Since many CSS bugs are inherently difficult to spot, as they only occur under certain conditions, CSS style changes are a natural candidate for automated regression testing.
Which Method of CSS is Best for Testing
Automatic CSS testing is the most reliable way of detecting breaking changes after a CMS update, or after updating plug-ins and themes. It can reveal subtle changes that manual QA testing would not be able to spot reliably and can be easily integrated into any development, QA, and deployment process.
The most straightforward integration solution is to perform regression testing before deploying potentially breaking changes. Usually, that’s done by maintaining two environments – a “staging” environment, where only the development team has access, and a “live” or “production” environment, the public server where the actual website gets deployed and which customers see. Changes are tested in the staging environment, and after all pages have been verified, they can be deployed in the production environment as well.

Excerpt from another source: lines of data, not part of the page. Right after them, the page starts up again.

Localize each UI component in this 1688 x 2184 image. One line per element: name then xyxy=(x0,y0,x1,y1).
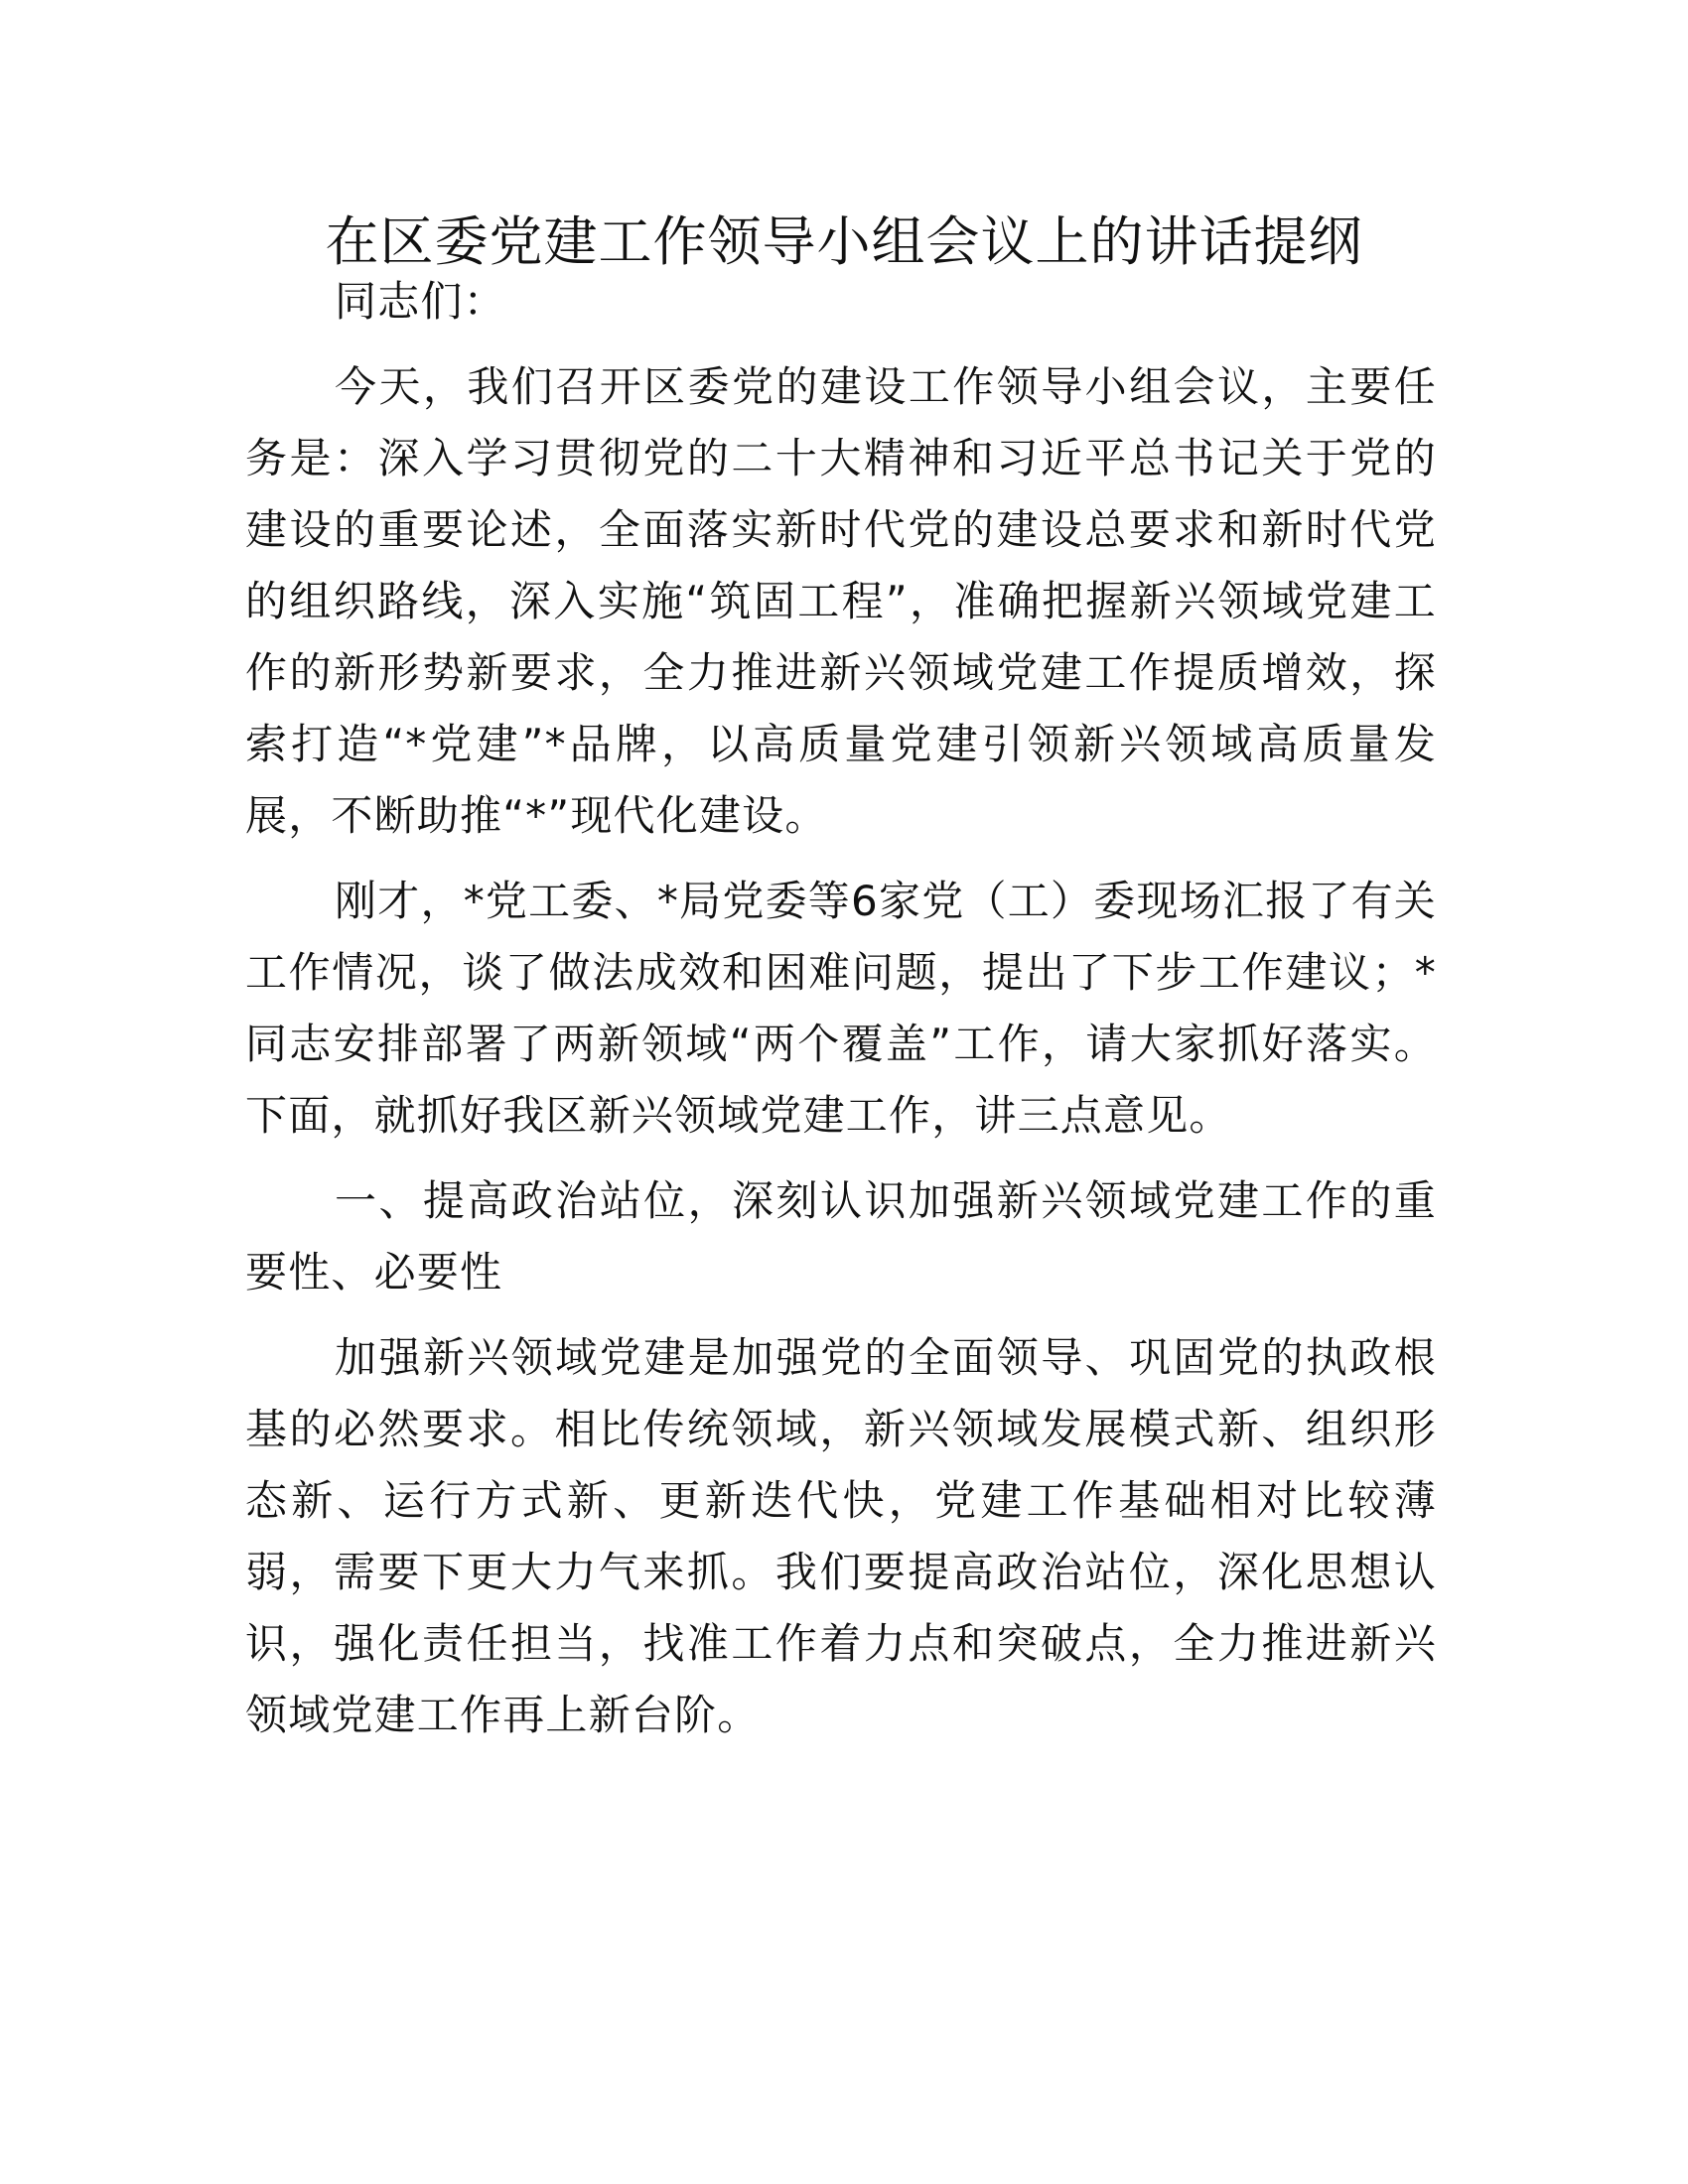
document-title: 在区委党建工作领导小组会议上的讲话提纲 xyxy=(325,210,1363,273)
salutation-paragraph: 同志们： xyxy=(335,277,506,326)
section-heading-1: 一、提高政治站位，深刻认识加强新兴领域党建工作的重要性、必要性 xyxy=(245,1176,1437,1297)
opening-paragraph: 今天，我们召开区委党的建设工作领导小组会议，主要任务是：深入学习贯彻党的二十大精神和习近平总书记关于党的建设的重要论述，全面落实新时代党的建设总要求和新时代党的组织路线，深入实施“筑固工程”，准确把握新兴领域党建工作的新形势新要求，全力推进新兴领域党建工作提质增效，探索打造“*党建”*品牌，以高质量党建引领新兴领域高质量发展，不断助推“*”现代化建设。 xyxy=(245,362,1437,840)
section-1-paragraph: 加强新兴领域党建是加强党的全面领导、巩固党的执政根基的必然要求。相比传统领域，新兴领域发展模式新、组织形态新、运行方式新、更新迭代快，党建工作基础相对比较薄弱，需要下更大力气来抓。我们要提高政治站位，深化思想认识，强化责任担当，找准工作着力点和突破点，全力推进新兴领域党建工作再上新台阶。 xyxy=(245,1333,1437,1739)
document-body xyxy=(245,266,1437,1765)
review-paragraph: 刚才，*党工委、*局党委等6家党（工）委现场汇报了有关工作情况，谈了做法成效和困难问题，提出了下步工作建议；*同志安排部署了两新领域“两个覆盖”工作，请大家抓好落实。下面，就抓好我区新兴领域党建工作，讲三点意见。 xyxy=(245,877,1437,1140)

The staging/production deployment strategy isn’t inherent to automated regression testing though. For low-volume websites, the risk of deploying straight to production may turn out to be acceptable. In this case, deployment is done straight into production, but only after making a backup. If potentially breaking changes are identified afterward, during regression testing, the backup can be restored.
However, automating CSS regression testing allows you to integrate regression testing in earlier stages of the development process. For example, visual testing tools like Diffy expose a REST API that allows you to integrate regression testing jobs into a CI pipeline. This way, every commit and pull request can be tested separately, throughout the development phase.
Early integration of CSS regression testing has multiple benefits. Defects are easier to fix when caught early, and steady schedules are easier to keep because you don’t have to keep going back and fix issues you didn’t know about.